10. I would now question the idea that the IPCC has established a well-founded consensus across the whole range of issues relating to climate change, and indeed I doubt whether the achievement of such a consensus ought to be the aim. I have come to believe that the status that the IPCC has acquired, as an established monopoly provider of information and advice to governments, should be held in question. 

11. My third heading relates to another pertinent question that was put by a Committee member in the Committee’s first hearing, namely, whether the British government could improve both the IPCC process and its own role within that process. Again, my answer is Yes. Further, I think that the Committee’s report could help to bring about such a double improvement. 

12. In relation to the economic issues, I hope that the Committee will inquire closely into the way in which these have been handled, and are being handled, not only in the responsible Department, the Department of the Environment, Food and Rural Affairs (DEFRA), but also in the Treasury and, in relation to one of the issues at any rate, the Office of National Statistics.

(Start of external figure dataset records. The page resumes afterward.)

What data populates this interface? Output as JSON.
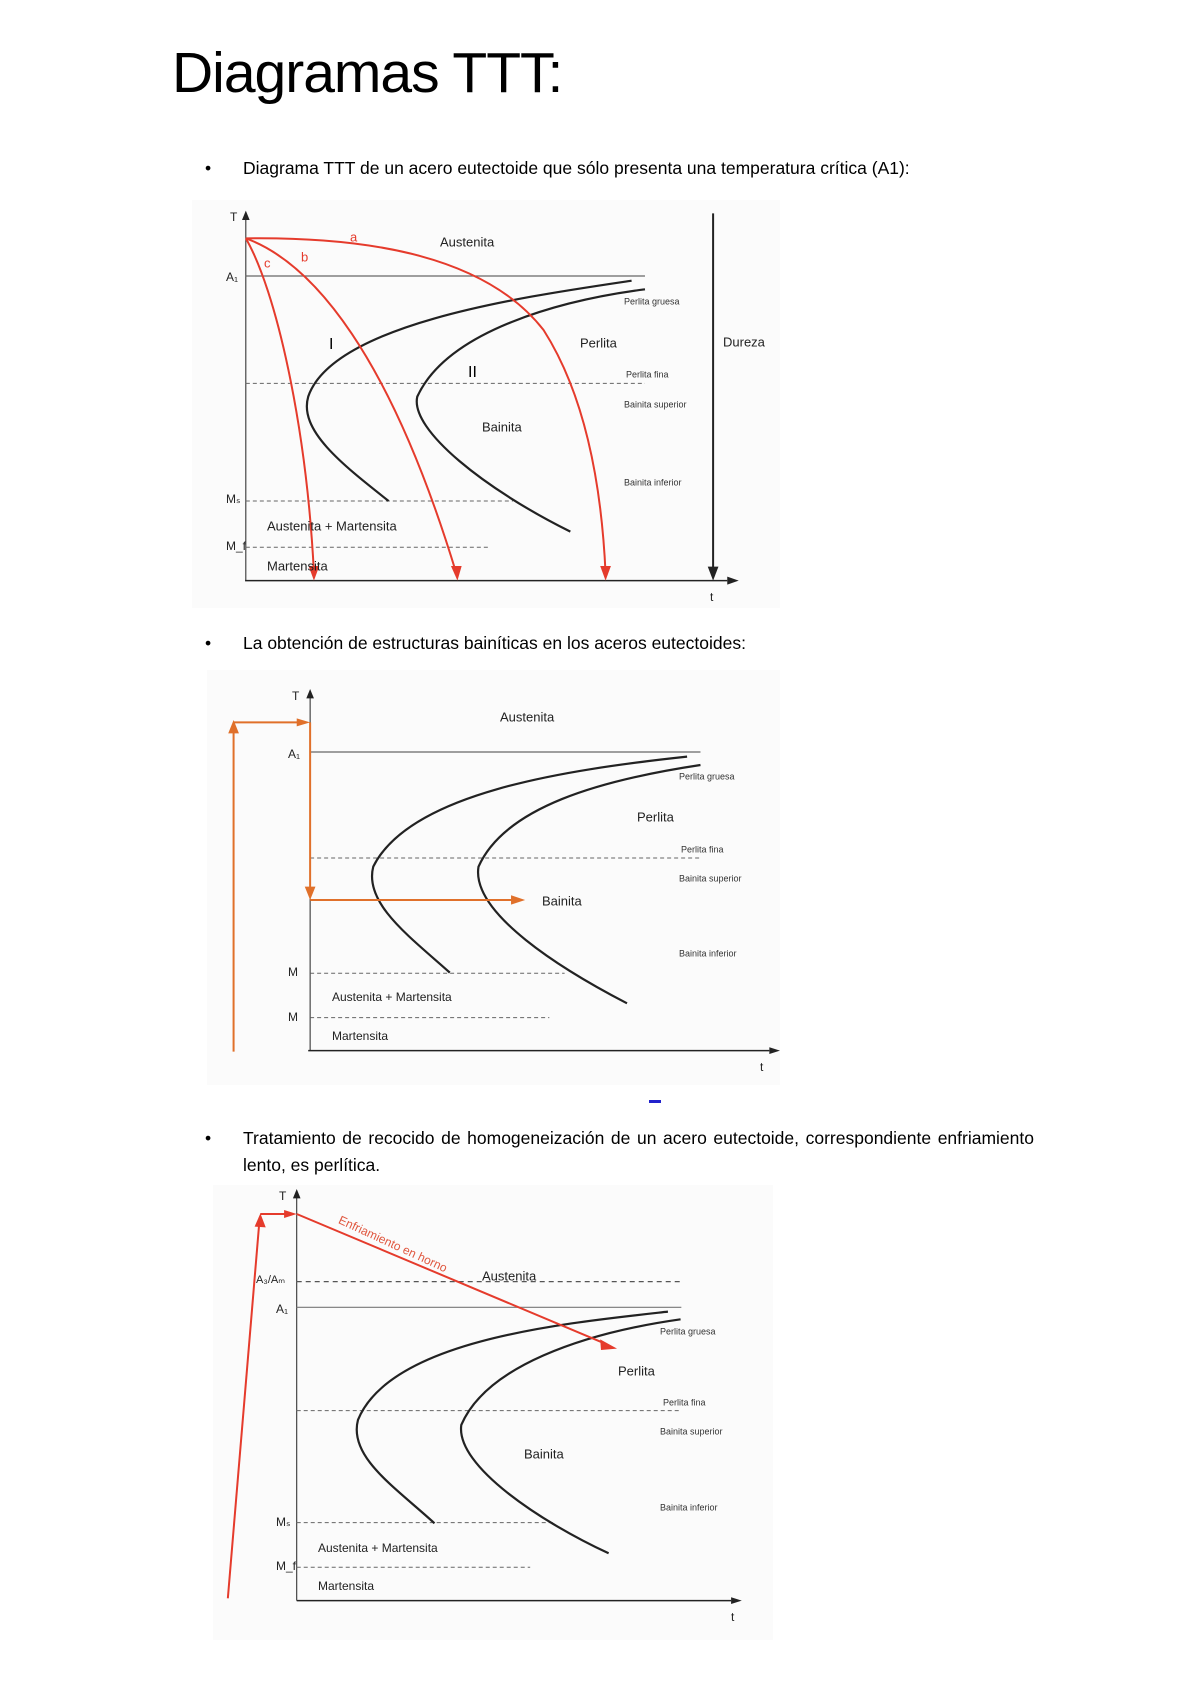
{
  "title": "Diagramas TTT:",
  "sections": [
    {
      "bullet": "•",
      "text": "Diagrama TTT de un acero eutectoide que sólo presenta una temperatura crítica (A1):",
      "diagram": {
        "axis_y": "T",
        "axis_x": "t",
        "a1": "A₁",
        "ms": "Mₛ",
        "mf": "M_f",
        "curves": [
          "a",
          "b",
          "c"
        ],
        "regions": {
          "I": "I",
          "II": "II"
        },
        "austenita": "Austenita",
        "perlita_gruesa": "Perlita gruesa",
        "perlita": "Perlita",
        "perlita_fina": "Perlita fina",
        "bainita_superior": "Bainita superior",
        "bainita": "Bainita",
        "bainita_inferior": "Bainita inferior",
        "austenita_martensita": "Austenita + Martensita",
        "martensita": "Martensita",
        "dureza": "Dureza",
        "cooling_color": "#e53b2c"
      }
    },
    {
      "bullet": "•",
      "text": "La obtención de estructuras bainíticas en los aceros eutectoides:",
      "diagram": {
        "axis_y": "T",
        "axis_x": "t",
        "a1": "A₁",
        "ms": "M",
        "mf": "M",
        "austenita": "Austenita",
        "perlita_gruesa": "Perlita gruesa",
        "perlita": "Perlita",
        "perlita_fina": "Perlita fina",
        "bainita_superior": "Bainita superior",
        "bainita": "Bainita",
        "bainita_inferior": "Bainita inferior",
        "austenita_martensita": "Austenita + Martensita",
        "martensita": "Martensita",
        "treatment_color": "#e0702a"
      }
    },
    {
      "bullet": "•",
      "text": "Tratamiento de recocido de homogeneización de un acero eutectoide, correspondiente enfriamiento lento, es perlítica.",
      "diagram": {
        "axis_y": "T",
        "axis_x": "t",
        "a3_acm": "A₃/Aₘ",
        "a1": "A₁",
        "ms": "Mₛ",
        "mf": "M_f",
        "cooling_label": "Enfriamiento en horno",
        "austenita": "Austenita",
        "perlita_gruesa": "Perlita gruesa",
        "perlita": "Perlita",
        "perlita_fina": "Perlita fina",
        "bainita_superior": "Bainita superior",
        "bainita": "Bainita",
        "bainita_inferior": "Bainita inferior",
        "austenita_martensita": "Austenita + Martensita",
        "martensita": "Martensita",
        "cooling_color": "#e53b2c"
      }
    }
  ]
}
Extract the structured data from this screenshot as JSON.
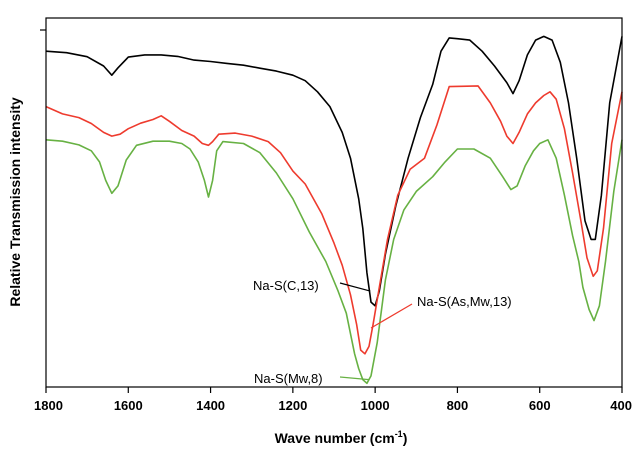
{
  "chart_data": {
    "type": "line",
    "xlabel": "Wave number (cm",
    "xlabel_sup": "-1",
    "xlabel_close": ")",
    "ylabel": "Relative Transmission intensity",
    "xlim": [
      1800,
      400
    ],
    "x_reversed": true,
    "ylim": [
      0,
      100
    ],
    "y_tick_labels": false,
    "grid": false,
    "x_ticks": [
      1800,
      1600,
      1400,
      1200,
      1000,
      800,
      600,
      400
    ],
    "series": [
      {
        "name": "Na-S(C,13)",
        "color": "#000000",
        "points": [
          [
            1800,
            91
          ],
          [
            1750,
            90.6
          ],
          [
            1700,
            89.5
          ],
          [
            1660,
            87
          ],
          [
            1640,
            84.5
          ],
          [
            1625,
            86.5
          ],
          [
            1600,
            89.4
          ],
          [
            1560,
            90
          ],
          [
            1520,
            90
          ],
          [
            1480,
            89.6
          ],
          [
            1440,
            88.6
          ],
          [
            1400,
            88.2
          ],
          [
            1360,
            87.7
          ],
          [
            1320,
            87.2
          ],
          [
            1280,
            86.4
          ],
          [
            1240,
            85.6
          ],
          [
            1200,
            84.5
          ],
          [
            1170,
            83
          ],
          [
            1140,
            80
          ],
          [
            1110,
            76
          ],
          [
            1080,
            69
          ],
          [
            1060,
            62
          ],
          [
            1040,
            51
          ],
          [
            1030,
            43
          ],
          [
            1020,
            31
          ],
          [
            1010,
            23
          ],
          [
            1000,
            22
          ],
          [
            990,
            26
          ],
          [
            975,
            36
          ],
          [
            950,
            49
          ],
          [
            920,
            62
          ],
          [
            890,
            73
          ],
          [
            860,
            82
          ],
          [
            840,
            91
          ],
          [
            820,
            94.6
          ],
          [
            800,
            94.4
          ],
          [
            770,
            94
          ],
          [
            740,
            91
          ],
          [
            710,
            87
          ],
          [
            680,
            82.5
          ],
          [
            665,
            79.5
          ],
          [
            650,
            83
          ],
          [
            630,
            90
          ],
          [
            610,
            94
          ],
          [
            590,
            95
          ],
          [
            570,
            94
          ],
          [
            550,
            88
          ],
          [
            530,
            77
          ],
          [
            510,
            62
          ],
          [
            490,
            45
          ],
          [
            475,
            40
          ],
          [
            465,
            40
          ],
          [
            450,
            52
          ],
          [
            430,
            77
          ],
          [
            400,
            95
          ]
        ]
      },
      {
        "name": "Na-S(As,Mw,13)",
        "color": "#ee3b2e",
        "points": [
          [
            1800,
            76
          ],
          [
            1760,
            74
          ],
          [
            1720,
            73
          ],
          [
            1690,
            71.4
          ],
          [
            1660,
            69
          ],
          [
            1640,
            68
          ],
          [
            1620,
            68.5
          ],
          [
            1600,
            70
          ],
          [
            1570,
            71.5
          ],
          [
            1540,
            72.5
          ],
          [
            1520,
            73.5
          ],
          [
            1500,
            72
          ],
          [
            1470,
            69.5
          ],
          [
            1440,
            68
          ],
          [
            1420,
            66
          ],
          [
            1405,
            65.5
          ],
          [
            1395,
            66.5
          ],
          [
            1380,
            68.5
          ],
          [
            1340,
            68.8
          ],
          [
            1300,
            68
          ],
          [
            1260,
            66.5
          ],
          [
            1230,
            63.5
          ],
          [
            1200,
            58.5
          ],
          [
            1170,
            55
          ],
          [
            1130,
            47
          ],
          [
            1100,
            39
          ],
          [
            1080,
            33
          ],
          [
            1060,
            25
          ],
          [
            1045,
            17
          ],
          [
            1035,
            10
          ],
          [
            1025,
            9
          ],
          [
            1015,
            11
          ],
          [
            1005,
            17
          ],
          [
            990,
            27
          ],
          [
            970,
            40
          ],
          [
            945,
            52
          ],
          [
            915,
            59
          ],
          [
            880,
            62
          ],
          [
            850,
            71
          ],
          [
            820,
            81.4
          ],
          [
            790,
            81.5
          ],
          [
            750,
            81.6
          ],
          [
            720,
            77
          ],
          [
            695,
            72
          ],
          [
            680,
            68
          ],
          [
            665,
            66
          ],
          [
            650,
            69
          ],
          [
            630,
            74
          ],
          [
            610,
            77
          ],
          [
            590,
            79
          ],
          [
            575,
            80
          ],
          [
            560,
            78
          ],
          [
            540,
            70
          ],
          [
            520,
            58
          ],
          [
            500,
            45
          ],
          [
            485,
            35
          ],
          [
            470,
            30
          ],
          [
            460,
            31.5
          ],
          [
            445,
            43
          ],
          [
            425,
            66
          ],
          [
            400,
            80
          ]
        ]
      },
      {
        "name": "Na-S(Mw,8)",
        "color": "#67b143",
        "points": [
          [
            1800,
            67
          ],
          [
            1760,
            66.6
          ],
          [
            1720,
            65.6
          ],
          [
            1690,
            64
          ],
          [
            1670,
            61
          ],
          [
            1655,
            56
          ],
          [
            1640,
            52.5
          ],
          [
            1625,
            54.5
          ],
          [
            1605,
            61.5
          ],
          [
            1580,
            65.5
          ],
          [
            1540,
            66.6
          ],
          [
            1500,
            66.6
          ],
          [
            1470,
            66
          ],
          [
            1450,
            64.5
          ],
          [
            1430,
            61
          ],
          [
            1415,
            56
          ],
          [
            1405,
            51.5
          ],
          [
            1395,
            56
          ],
          [
            1385,
            64
          ],
          [
            1370,
            66.5
          ],
          [
            1320,
            66
          ],
          [
            1280,
            63.5
          ],
          [
            1240,
            58
          ],
          [
            1200,
            51
          ],
          [
            1160,
            42
          ],
          [
            1120,
            34
          ],
          [
            1090,
            26
          ],
          [
            1070,
            20
          ],
          [
            1050,
            9
          ],
          [
            1040,
            5
          ],
          [
            1030,
            2
          ],
          [
            1020,
            1
          ],
          [
            1010,
            3
          ],
          [
            995,
            12
          ],
          [
            975,
            29
          ],
          [
            955,
            40
          ],
          [
            930,
            48
          ],
          [
            900,
            53
          ],
          [
            860,
            57
          ],
          [
            830,
            61
          ],
          [
            800,
            64.5
          ],
          [
            760,
            64.5
          ],
          [
            720,
            62
          ],
          [
            690,
            57
          ],
          [
            670,
            53.5
          ],
          [
            655,
            54.5
          ],
          [
            635,
            60
          ],
          [
            615,
            64
          ],
          [
            600,
            66
          ],
          [
            580,
            67
          ],
          [
            560,
            62
          ],
          [
            540,
            52
          ],
          [
            520,
            41
          ],
          [
            505,
            34
          ],
          [
            495,
            27
          ],
          [
            480,
            21
          ],
          [
            468,
            18
          ],
          [
            455,
            22
          ],
          [
            440,
            34
          ],
          [
            420,
            53
          ],
          [
            400,
            67
          ]
        ]
      }
    ],
    "annotations": [
      {
        "text": "Na-S(C,13)",
        "series": 0,
        "point": [
          1012,
          26
        ]
      },
      {
        "text": "Na-S(As,Mw,13)",
        "series": 1,
        "point": [
          1010,
          16
        ]
      },
      {
        "text": "Na-S(Mw,8)",
        "series": 2,
        "point": [
          1015,
          2
        ]
      }
    ]
  }
}
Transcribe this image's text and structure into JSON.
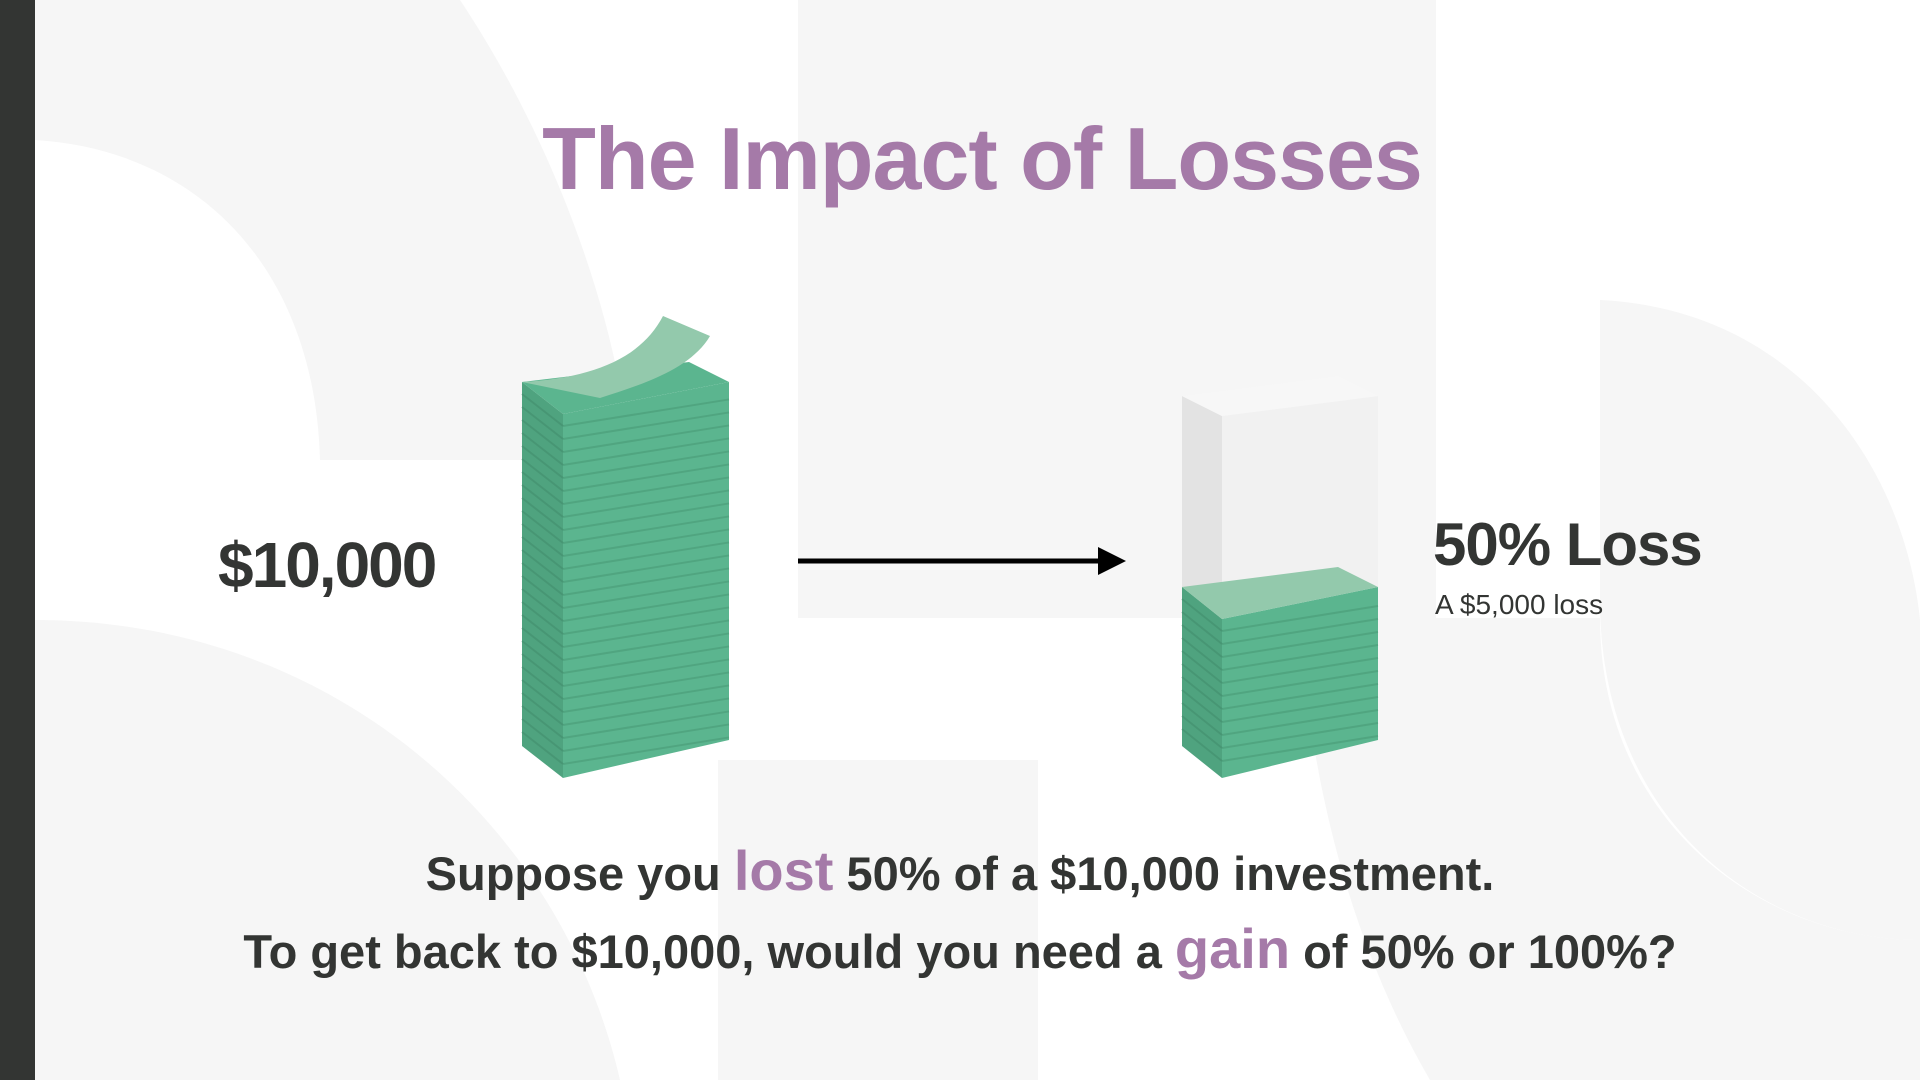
{
  "title": "The Impact of Losses",
  "start_amount": "$10,000",
  "result": {
    "label": "50% Loss",
    "sublabel": "A $5,000 loss",
    "remaining_fraction": 0.5
  },
  "question": {
    "line1": {
      "pre": "Suppose you",
      "highlight": "lost",
      "post": "50% of a $10,000 investment."
    },
    "line2": {
      "pre": "To get back to $10,000, would you need a",
      "highlight": "gain",
      "post": "of 50% or 100%?"
    }
  },
  "colors": {
    "accent": "#a57aa8",
    "text": "#333533",
    "money_green": "#5bb58f",
    "money_light": "#93c9ac",
    "background_shape": "#f6f6f6",
    "sidebar": "#333533"
  },
  "icons": {
    "arrow": "arrow-right-icon",
    "money": "money-stack-icon"
  }
}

13. Among other aspects, it would be useful to know what these several departments have made of the criticisms of the IPCC’s work that have been made by me and others. In the House of Lords last April Baroness Ribbleton, replying to questions posed by Lord Taverne and Lord Lawson, said that ‘the views expressed by Mr Castles and Mr Henderson were considered extremely carefully both by the Government and by the IPCC’. The Committee could ask to see the document in which the results of the government’s careful consideration were recorded. These results have not been communicated to me.

14. On the economic side, a prerequisite is that the Treasury should become more engaged. Both here and elsewhere, such an involvement on the part of economics and finance ministries is long overdue. As an article in The Economist put it, just over a year ago (8 November 2003): ‘You might think that a policy issue which puts at stake hundreds of billions of dollars of global output would arouse at least the casual interest of the world’s economics and finance ministries. You would be wrong’.  It is high time for this situation to change, and for central economic departments of state to give due attention to the IPCC process.

15. Fortunately, a straightforward means to this end is available. For the economic departments and agencies in the OECD member countries, an instrument is to hand for their prompt collective involvement: it is the OECD itself. They should act now to ensure that IPCC-related economic issues are placed on the agenda of the OECD’s Economic Policy Committee.

16. Finally, I would like to say why I attach so much significance to the Committee’s inquiry and the report that will result from it, why I think that they could represent a breakthrough. Here I would stress two aspects in particular. 

17. First, there is the British aspect. The Committee can throw much-needed further light on the thinking and procedures that have entered into both the British government’s treatment of IPCC-related issues and the policy stance that it has taken on those issues. Because of its formal status, as also the standing of its individual members, the Committee cannot be ignored or brushed off by the official world, as outsiders can.

18. There is also a more general aspect. The Committee can do a great service to public discussion and enlightenment, not only in this country but across the world, by accepting and acting on a simple though admittedly contentious guiding principle. It should treat as still open a range of issues which the IPCC and its member governments now consider as closed.